Das ist ein ganz wichtiger Grundsatz, der hier für die Grünen eindeutig an erster Stelle steht. Uns ist aber auch wichtig, und das ist genauso wichtig für diese grüne Fraktion – wenn Sie teilnehmen würden an der Diskussion bei den Grünen, würden Sie merken, wie sehr das eine Rolle spielt –, dass dieses Prinzip, dass wir für die Menschen vorteilhaft finden, ––––––– *) Vom Redner nicht überprüft.
nicht auf der Basis von Ausbeutung und Lohndumping zustande kommt. Nur beides zusammen macht Sinn: einerseits den Wettbewerb, die Ausschreibungen richtig zu finden für ein gutes Ergebnis, und gleichzeitig darauf zu sehen, dass es nicht auf dem Rücken von einigen wenigen, die dann für einen Hungerlohn arbeiten müssen, stattfindet. Das müssen wir zusammenbekommen, meine Damen und Herren, in dieser Frage und in diesem Prozess!
Weil die Menschen da draußen auch klare Positionen erwarten, will ich auch zu dem sehr geschätzten Kollegen Jägers Folgendes sagen: Das, was Sie angesprochen haben, diese Art von Fantasie, die Sie vorhin meinten, als Sie von Fantasie gesprochen haben, die wir walten lassen sollen in Ausschreibungsverfahren, wollen wir auf gar keinen Fall!

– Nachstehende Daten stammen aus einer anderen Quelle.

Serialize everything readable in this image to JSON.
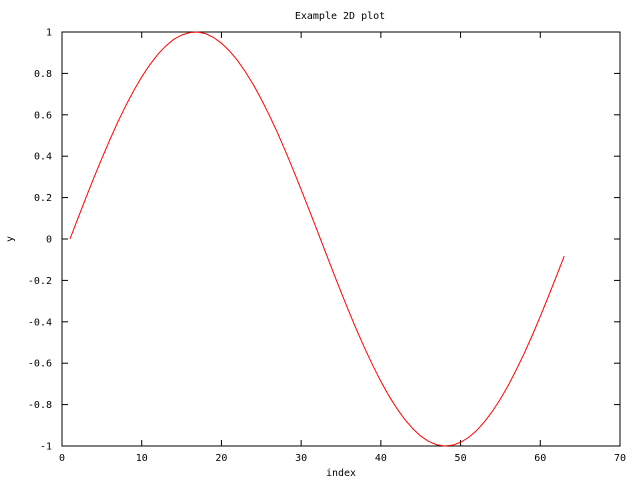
{
  "chart_data": {
    "type": "line",
    "title": "Example 2D plot",
    "xlabel": "index",
    "ylabel": "y",
    "xlim": [
      0,
      70
    ],
    "ylim": [
      -1,
      1
    ],
    "xticks": [
      0,
      10,
      20,
      30,
      40,
      50,
      60,
      70
    ],
    "xtick_labels": [
      "0",
      "10",
      "20",
      "30",
      "40",
      "50",
      "60",
      "70"
    ],
    "yticks": [
      -1,
      -0.8,
      -0.6,
      -0.4,
      -0.2,
      0,
      0.2,
      0.4,
      0.6,
      0.8,
      1
    ],
    "ytick_labels": [
      "-1",
      "-0.8",
      "-0.6",
      "-0.4",
      "-0.2",
      "0",
      "0.2",
      "0.4",
      "0.6",
      "0.8",
      "1"
    ],
    "grid": false,
    "legend": "none",
    "series": [
      {
        "color": "#ff0000",
        "x": [
          1,
          2,
          3,
          4,
          5,
          6,
          7,
          8,
          9,
          10,
          11,
          12,
          13,
          14,
          15,
          16,
          17,
          18,
          19,
          20,
          21,
          22,
          23,
          24,
          25,
          26,
          27,
          28,
          29,
          30,
          31,
          32,
          33,
          34,
          35,
          36,
          37,
          38,
          39,
          40,
          41,
          42,
          43,
          44,
          45,
          46,
          47,
          48,
          49,
          50,
          51,
          52,
          53,
          54,
          55,
          56,
          57,
          58,
          59,
          60,
          61,
          62,
          63
        ],
        "values": [
          0,
          0.1,
          0.199,
          0.296,
          0.389,
          0.479,
          0.565,
          0.644,
          0.717,
          0.783,
          0.841,
          0.891,
          0.932,
          0.964,
          0.985,
          0.997,
          1.0,
          0.992,
          0.974,
          0.946,
          0.909,
          0.863,
          0.808,
          0.746,
          0.675,
          0.598,
          0.516,
          0.427,
          0.335,
          0.239,
          0.141,
          0.042,
          -0.058,
          -0.158,
          -0.256,
          -0.351,
          -0.443,
          -0.53,
          -0.612,
          -0.688,
          -0.757,
          -0.818,
          -0.872,
          -0.916,
          -0.952,
          -0.978,
          -0.994,
          -1.0,
          -0.996,
          -0.982,
          -0.959,
          -0.926,
          -0.883,
          -0.832,
          -0.773,
          -0.706,
          -0.631,
          -0.551,
          -0.465,
          -0.374,
          -0.279,
          -0.182,
          -0.083
        ]
      }
    ]
  }
}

Diese Fantasie, die Sie meinen, soll meiner Meinung nach komplett der Vergangenheit angehören, mit der möchte ich nichts zu tun haben. Ich bin Gründungsmitglied der Bremer Regionalgruppe von Transparency International. Ich kämpfe gegen diese Art von Fantasie in solchen Ausschreibungsverfahren, um das hier auch ganz klar zu sagen.
Ich glaube, dass wir uns in Bezug auf die Arbeitsplätze im Grundsatz einig sind. Wir sind uns aber nicht ganz einig über die Methode, wie wir die Arbeitsplätze am besten sichern. Das ist ein Streit, der überall stattfindet, gerade auch wieder im amerikanischen Präsidentschaftswahlkampf. Ist der Protektionismus – das eher Abschotten, das eher eigene Betriebe begünstigen – langfristig in der Nachhaltigkeit gedacht der Weg, um die Arbeitsplätze zu schützen? Oder ist ein geregelter Wettbewerb auch mit anderen langfristig, auch für die eigenen Arbeitnehmerinnen und Arbeitnehmer, die wir alle hier im Blick haben, das Geeignetere? Ich glaube, dass wir in der Tat eine Mischung brauchen. Aber die rein protektionistische Herangehensweise – wir müssen alles tun, um die Arbeitsplätze oder die Vergaben an bremische Unternehmen, es ist in dem Beispiel der DB auch nur begrenzt der Fall, dass wir das tun müssen – halte ich nicht für schlüssig und sinnvoll.
Sehen Sie sich an, wie zum Beispiel die Holländer europaweit ausschreiben und damit sehr gute Erfahrungen machen! Sie haben es in Holland geschafft, Arbeitsplätze für die eigenen Arbeitnehmerinnen und
Arbeitnehmer zu sichern! Auch die skandinavischen Länder zeigen Ihnen, dass in diesen Ländern versucht wird, beides wieder zusammenzubringen und die Arbeitsplätze zu sichern, indem sie einen so geregelten und kontrollierten Wettbewerb organisieren, dass es für die eigenen Arbeitnehmerinnen und Arbeitnehmer am Ende des Tages eine Gewinnangelegenheit ist, dies so zu machen.